# Understanding set theory

1. Sep 9, 2004

### kernelpenguin

I'm trying to prove something small with set theory and since I'm new to it, I've run into a problem. I can't understand what the following means exactly and how to proceed further. Or where the mistake is, if there is one. I think there is, because it seems... freaky.
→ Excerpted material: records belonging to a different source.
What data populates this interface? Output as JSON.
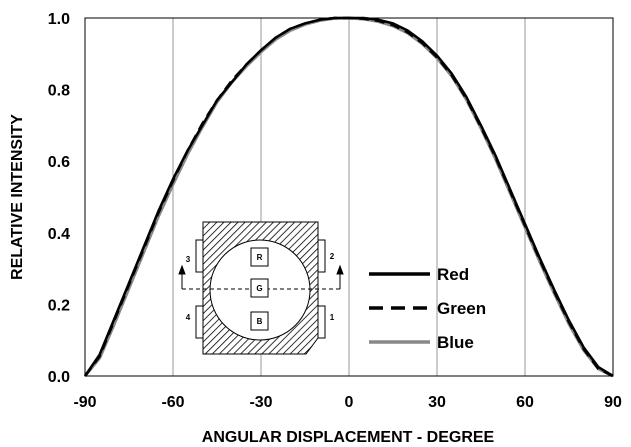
{
  "chart_data": {
    "type": "line",
    "title": "",
    "xlabel": "ANGULAR DISPLACEMENT - DEGREE",
    "ylabel": "RELATIVE INTENSITY",
    "xlim": [
      -90,
      90
    ],
    "ylim": [
      0,
      1.0
    ],
    "x_ticks": [
      "-90",
      "-60",
      "-30",
      "0",
      "30",
      "60",
      "90"
    ],
    "y_ticks": [
      "0.0",
      "0.2",
      "0.4",
      "0.6",
      "0.8",
      "1.0"
    ],
    "grid": "vertical",
    "legend": "center-right",
    "x": [
      -90,
      -85,
      -80,
      -75,
      -70,
      -65,
      -60,
      -55,
      -50,
      -45,
      -40,
      -35,
      -30,
      -25,
      -20,
      -15,
      -10,
      -5,
      0,
      5,
      10,
      15,
      20,
      25,
      30,
      35,
      40,
      45,
      50,
      55,
      60,
      65,
      70,
      75,
      80,
      85,
      90
    ],
    "series": [
      {
        "name": "Red",
        "color": "#000000",
        "dash": "solid",
        "values": [
          0.0,
          0.06,
          0.16,
          0.26,
          0.36,
          0.46,
          0.55,
          0.63,
          0.7,
          0.77,
          0.82,
          0.87,
          0.91,
          0.945,
          0.97,
          0.985,
          0.995,
          1.0,
          1.0,
          1.0,
          0.995,
          0.985,
          0.965,
          0.935,
          0.895,
          0.845,
          0.78,
          0.7,
          0.615,
          0.52,
          0.425,
          0.33,
          0.24,
          0.155,
          0.08,
          0.025,
          0.0
        ]
      },
      {
        "name": "Green",
        "color": "#000000",
        "dash": "dashed",
        "values": [
          0.0,
          0.055,
          0.155,
          0.255,
          0.355,
          0.455,
          0.545,
          0.63,
          0.705,
          0.77,
          0.825,
          0.87,
          0.91,
          0.945,
          0.97,
          0.985,
          0.995,
          1.0,
          1.0,
          0.998,
          0.992,
          0.98,
          0.96,
          0.93,
          0.89,
          0.84,
          0.775,
          0.695,
          0.61,
          0.515,
          0.42,
          0.325,
          0.235,
          0.15,
          0.075,
          0.02,
          0.0
        ]
      },
      {
        "name": "Blue",
        "color": "#888888",
        "dash": "solid",
        "values": [
          0.0,
          0.05,
          0.145,
          0.245,
          0.345,
          0.445,
          0.535,
          0.62,
          0.695,
          0.765,
          0.82,
          0.865,
          0.905,
          0.94,
          0.965,
          0.982,
          0.993,
          0.999,
          1.0,
          0.997,
          0.99,
          0.978,
          0.958,
          0.928,
          0.888,
          0.838,
          0.772,
          0.692,
          0.605,
          0.51,
          0.415,
          0.32,
          0.23,
          0.145,
          0.072,
          0.02,
          0.0
        ]
      }
    ]
  },
  "inset": {
    "die_labels": [
      "R",
      "G",
      "B"
    ],
    "pin_labels": [
      "3",
      "4",
      "2",
      "1"
    ]
  }
}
$$x\notin\left(\left(\left(A\cup B\right)\setminus\left(A\cap B\right)\right)\cap C\right)$$
$$x\notin\left(\left(A\cup B\right)\setminus\left(A\cap B\right)\right)\wedge x\notin C$$
$$\left(x\notin\left(A\cup B\right)\wedge x\in\left(A\cap B\right)\right)\wedge x\notin C$$
$$\left(\left(\left(x\notin A\right)\vee\left(x\notin B\right)\right)\wedge\left(\left(x\in A\right)\wedge\left(x\in B\right)\right)\right)\wedge x\notin C$$

I'd post the entire thing of which this is a small part of, but that's my homework and I don't want to get into the habit of having other people do my homework for me. Plus I want to learn how and why it works, not just do it.

2. Sep 9, 2004

### matt grime

consider this

x is not an element of UnV
x is not an element of U AND x is not an element of V

you've said those two statements are equivalent (I think, since you've not actually said what your deductions are from line to line). find a counter example to show this is false.

negation switches conjunction and disjunction, or union and intersection.

similar observations hold for the other steps in your reasoning.